Ze deed geen opleiding en ook geen werk. Verveelde zich stierlijk en vulde alle waardevolle uren van de dag in door naar buiten te staren en te ademen. Wat ze deed was zo nu en dan haar tattoo bijwerken, ze had een zwarte roos op haar onderarm en vertelde mij dat ze binnenkort drie centimeter in haar oor ging laten zetten. Zij was alles wat ik niet zocht in een vrouw en toch bleef ik komen.
Diepe gesprekken hadden we niet en als ik een betoog over het leven wilde houden kapte ze mij snel af, dat vond ze moeilijk en vooral veel gezeur. Ik zeurde nou eenmaal veel en zij was van nature erg onzeker. Dat ze tot op de dag van vandaag niet weet wat de kleur van mijn ogen is, laat staan de contouren van mijn gezicht. Maar wat mij het meest opviel aan haar was dat zij altijd ineengedoken liep, alsof ze een denkbeeldige rugzak meetorste en niet wist waar ze alle kilo’s moest laten.

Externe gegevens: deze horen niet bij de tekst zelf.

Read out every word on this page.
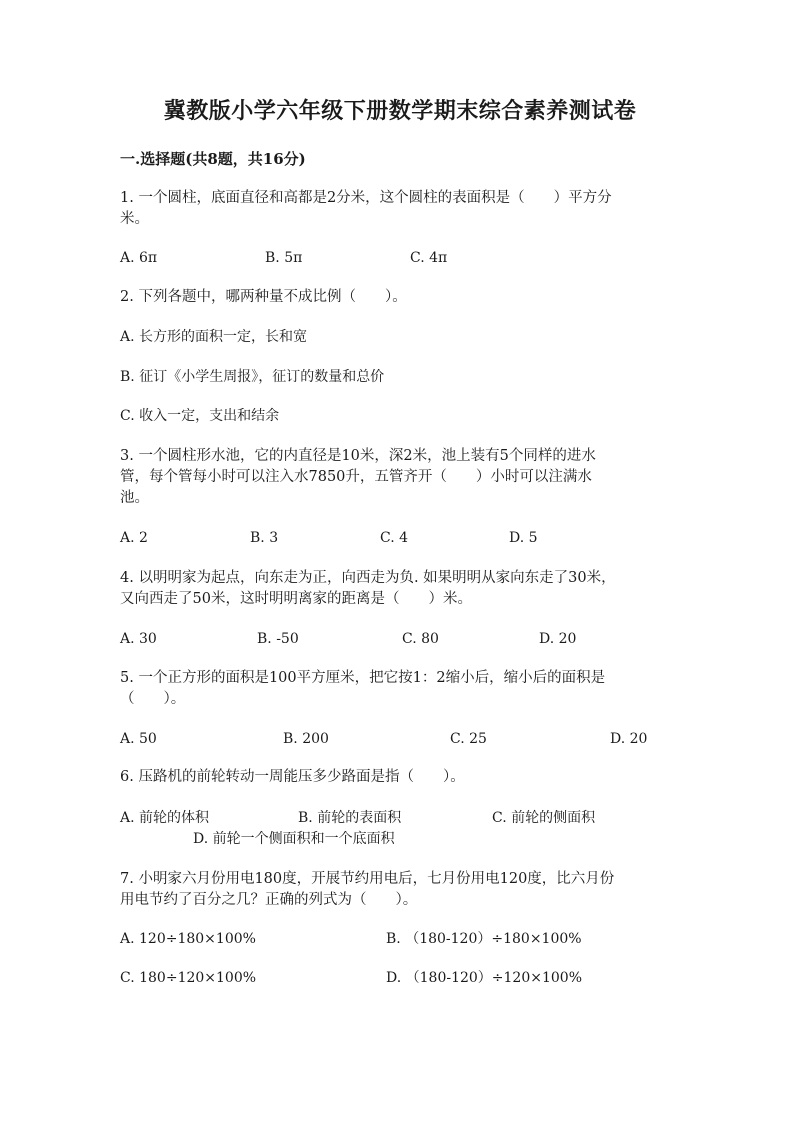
冀教版小学六年级下册数学期末综合素养测试卷
一.选择题(共8题，共16分)
1. 一个圆柱，底面直径和高都是2分米，这个圆柱的表面积是（　　）平方分
米。
A. 6π	B. 5π	C. 4π
2. 下列各题中，哪两种量不成比例（　　）。
A. 长方形的面积一定，长和宽
B. 征订《小学生周报》，征订的数量和总价
C. 收入一定，支出和结余
3. 一个圆柱形水池，它的内直径是10米，深2米，池上装有5个同样的进水
管，每个管每小时可以注入水7850升，五管齐开（　　）小时可以注满水
池。
A. 2	B. 3	C. 4	D. 5
4. 以明明家为起点，向东走为正，向西走为负. 如果明明从家向东走了30米，
又向西走了50米，这时明明离家的距离是（　　）米。
A. 30	B. -50	C. 80	D. 20
5. 一个正方形的面积是100平方厘米，把它按1：2缩小后，缩小后的面积是
（　　）。
A. 50	B. 200	C. 25	D. 20
6. 压路机的前轮转动一周能压多少路面是指（　　）。
A. 前轮的体积	B. 前轮的表面积	C. 前轮的侧面积
D. 前轮一个侧面积和一个底面积
7. 小明家六月份用电180度，开展节约用电后，七月份用电120度，比六月份
用电节约了百分之几？正确的列式为（　　）。
A. 120÷180×100%	B. （180-120）÷180×100%
C. 180÷120×100%	D. （180-120）÷120×100%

Dagenlang spookte haar getergde gestalte door mijn hoofd, dit meisje was beschadigd. Ik wilde haar helpen, pleisters kopen, zoveel als nodig en dan op haar lichaam plakken, zo dat gelede pijn niet meer weg kon stromen, zodat de wond zou genezen en ze uiteindelijk bij mij kon zijn. Ik maakte mijzelf gek van begeerte, overtuigd dat zij onder die pijn precies hetzelfde wilde. Waren dit al de eerste tekens? Had ik uit deze gedachten moeten opmaken dat zij wel wilde maar niet kon?
De signalen negeerde ik door mijn eigen onbegrensde verlangen naar hetgeen wat ik waarschijnlijk nooit zou bereiken, nooit zou kunnen aanraken, alleen maar in mijn dromen. In mijn dromen heb ik haar al meerdere malen aangeraakt, gestreeld over haar mooie zandkleurige neus, mijn vingertoppen over haar sleutelbeen laten lopen en aan haar haar geroken, het naar kokos ruikende haar dat woest over haar schouders valt. Ik sloop langzaam naar beneden, maar de poort van lust liet zij gesloten. Haalde speels mijn handen weg. En ik, ik was verdwaald in het verlangen, mijn verlangen naar haar. Liet mij vrijwillig onderdompelen in de zee zonder emotie, het maakte niet uit, ik vond wel een weg. Ik wilde haar veroveren als een ware piraat met een ooglapje op links, als eerste mijn vlag op haar neerplanten en alles uit de kast trekken om met grote koeienletters ‘VAN MIJ’ op haar voorhoofd te schrijven, want dan kreeg ik de naam. Bevestiging voor wie ik was.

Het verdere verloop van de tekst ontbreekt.